Les moyens, la popularité, les stratagèmes, les idées…

Au fait, ce qui est plus surprenant, c’est que le débat a longuement été focus sur cette affaire de candidature commune, programme commun et équipe de campagne, alors que le compte à rebours a déjà été enclenché. Il y a plus de discussion et moins d’actions concrètes. Il faut faire la campagne électorale messieurs !
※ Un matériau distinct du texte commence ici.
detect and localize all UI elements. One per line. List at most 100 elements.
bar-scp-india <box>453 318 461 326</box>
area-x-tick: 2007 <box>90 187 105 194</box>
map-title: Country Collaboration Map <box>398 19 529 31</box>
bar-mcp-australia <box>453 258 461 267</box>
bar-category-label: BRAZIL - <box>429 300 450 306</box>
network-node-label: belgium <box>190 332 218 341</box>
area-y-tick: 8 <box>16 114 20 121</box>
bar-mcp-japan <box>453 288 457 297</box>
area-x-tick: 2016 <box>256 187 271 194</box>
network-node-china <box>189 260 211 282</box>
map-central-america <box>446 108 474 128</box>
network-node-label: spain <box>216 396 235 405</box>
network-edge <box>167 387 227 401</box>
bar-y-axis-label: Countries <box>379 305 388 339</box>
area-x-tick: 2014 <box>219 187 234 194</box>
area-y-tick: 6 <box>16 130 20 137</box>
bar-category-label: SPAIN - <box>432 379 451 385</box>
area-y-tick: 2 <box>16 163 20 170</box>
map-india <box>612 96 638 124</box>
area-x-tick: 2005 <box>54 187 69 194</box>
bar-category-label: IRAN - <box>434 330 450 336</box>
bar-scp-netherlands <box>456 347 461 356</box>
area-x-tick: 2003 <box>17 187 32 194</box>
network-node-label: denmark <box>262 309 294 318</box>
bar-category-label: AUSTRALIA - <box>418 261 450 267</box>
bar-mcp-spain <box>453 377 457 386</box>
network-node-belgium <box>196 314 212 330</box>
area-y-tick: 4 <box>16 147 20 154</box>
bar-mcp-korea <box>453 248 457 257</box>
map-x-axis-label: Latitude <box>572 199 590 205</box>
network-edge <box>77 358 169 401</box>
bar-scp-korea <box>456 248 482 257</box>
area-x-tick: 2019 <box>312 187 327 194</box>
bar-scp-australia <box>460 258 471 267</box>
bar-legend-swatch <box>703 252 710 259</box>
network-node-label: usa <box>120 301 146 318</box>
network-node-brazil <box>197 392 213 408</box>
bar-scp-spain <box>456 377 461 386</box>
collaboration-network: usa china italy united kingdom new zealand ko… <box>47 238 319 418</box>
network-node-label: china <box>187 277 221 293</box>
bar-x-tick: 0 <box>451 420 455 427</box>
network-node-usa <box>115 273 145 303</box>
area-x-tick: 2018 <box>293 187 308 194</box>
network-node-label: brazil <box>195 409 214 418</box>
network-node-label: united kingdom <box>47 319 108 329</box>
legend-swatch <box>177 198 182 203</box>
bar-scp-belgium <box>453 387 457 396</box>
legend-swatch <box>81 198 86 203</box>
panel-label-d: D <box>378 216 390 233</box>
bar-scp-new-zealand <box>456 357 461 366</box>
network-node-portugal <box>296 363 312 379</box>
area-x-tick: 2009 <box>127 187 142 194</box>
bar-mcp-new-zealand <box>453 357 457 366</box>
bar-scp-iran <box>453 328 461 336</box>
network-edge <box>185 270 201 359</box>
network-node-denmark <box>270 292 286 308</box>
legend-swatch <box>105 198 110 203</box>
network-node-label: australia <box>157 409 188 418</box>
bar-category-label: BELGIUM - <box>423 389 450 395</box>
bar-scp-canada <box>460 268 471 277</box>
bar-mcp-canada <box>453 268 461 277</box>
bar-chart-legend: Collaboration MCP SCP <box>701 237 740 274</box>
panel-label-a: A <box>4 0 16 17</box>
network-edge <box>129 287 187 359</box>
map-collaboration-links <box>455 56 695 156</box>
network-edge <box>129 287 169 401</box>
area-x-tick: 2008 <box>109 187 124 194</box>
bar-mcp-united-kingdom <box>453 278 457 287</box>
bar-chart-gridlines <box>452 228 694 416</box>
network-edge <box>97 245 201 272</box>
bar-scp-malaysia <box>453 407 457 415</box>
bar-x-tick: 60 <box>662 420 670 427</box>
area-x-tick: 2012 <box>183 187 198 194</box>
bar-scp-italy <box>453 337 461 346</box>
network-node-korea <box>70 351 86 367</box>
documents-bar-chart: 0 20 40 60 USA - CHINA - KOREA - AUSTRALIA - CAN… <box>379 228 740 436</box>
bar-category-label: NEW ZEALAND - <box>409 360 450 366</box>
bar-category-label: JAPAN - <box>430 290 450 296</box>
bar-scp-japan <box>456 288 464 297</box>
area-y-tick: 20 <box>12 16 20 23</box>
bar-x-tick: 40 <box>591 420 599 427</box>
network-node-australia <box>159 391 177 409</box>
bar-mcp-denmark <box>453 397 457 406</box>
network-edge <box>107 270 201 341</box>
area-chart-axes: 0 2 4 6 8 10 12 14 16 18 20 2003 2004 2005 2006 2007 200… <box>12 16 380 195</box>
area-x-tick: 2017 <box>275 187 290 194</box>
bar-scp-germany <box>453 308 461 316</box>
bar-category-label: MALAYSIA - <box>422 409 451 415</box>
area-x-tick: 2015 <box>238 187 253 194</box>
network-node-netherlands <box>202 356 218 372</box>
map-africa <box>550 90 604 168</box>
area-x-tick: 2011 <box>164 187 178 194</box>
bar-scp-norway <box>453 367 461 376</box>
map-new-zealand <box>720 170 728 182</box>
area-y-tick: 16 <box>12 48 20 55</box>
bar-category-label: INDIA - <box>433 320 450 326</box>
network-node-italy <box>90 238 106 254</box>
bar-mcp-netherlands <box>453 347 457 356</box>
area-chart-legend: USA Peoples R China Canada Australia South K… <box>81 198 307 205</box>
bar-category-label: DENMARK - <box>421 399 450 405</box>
Les préalables majeurs n’ont toujours pas été honorés jusqu’à ce jour notamment, la préoccupation sur la liberté des manifestations pacifiques et celle des médias pro-opposition ainsi que la décrispation politique totale, telle que conclue le 31 décembre 2016, sous la barbe des évêques. Mais, surtout l’utilisation de la ‘’machine à voter‘’ aux prochains scrutins, sous-tendue par le fichier électoral contenant plus de 10 millions d’électeurs fictifs qui demeure sur le fil du rasoir. Sans oublier la question du seuil de représentativité, le coupe-gorge post-électoral. Tout ceci paraît être un second débat qui va très vite refaire surface et mettre en doute la fiabilité des scrutins et ses résultats. Pour le moment, la Centrale électorale tourne le dos à tout ce tintamarre, en mettant le cap sur la tenue des élections pour lesquelles l’organisation boite très clairement. Entre ignorance et contrevérité,  qui voit clair ?

La Pros.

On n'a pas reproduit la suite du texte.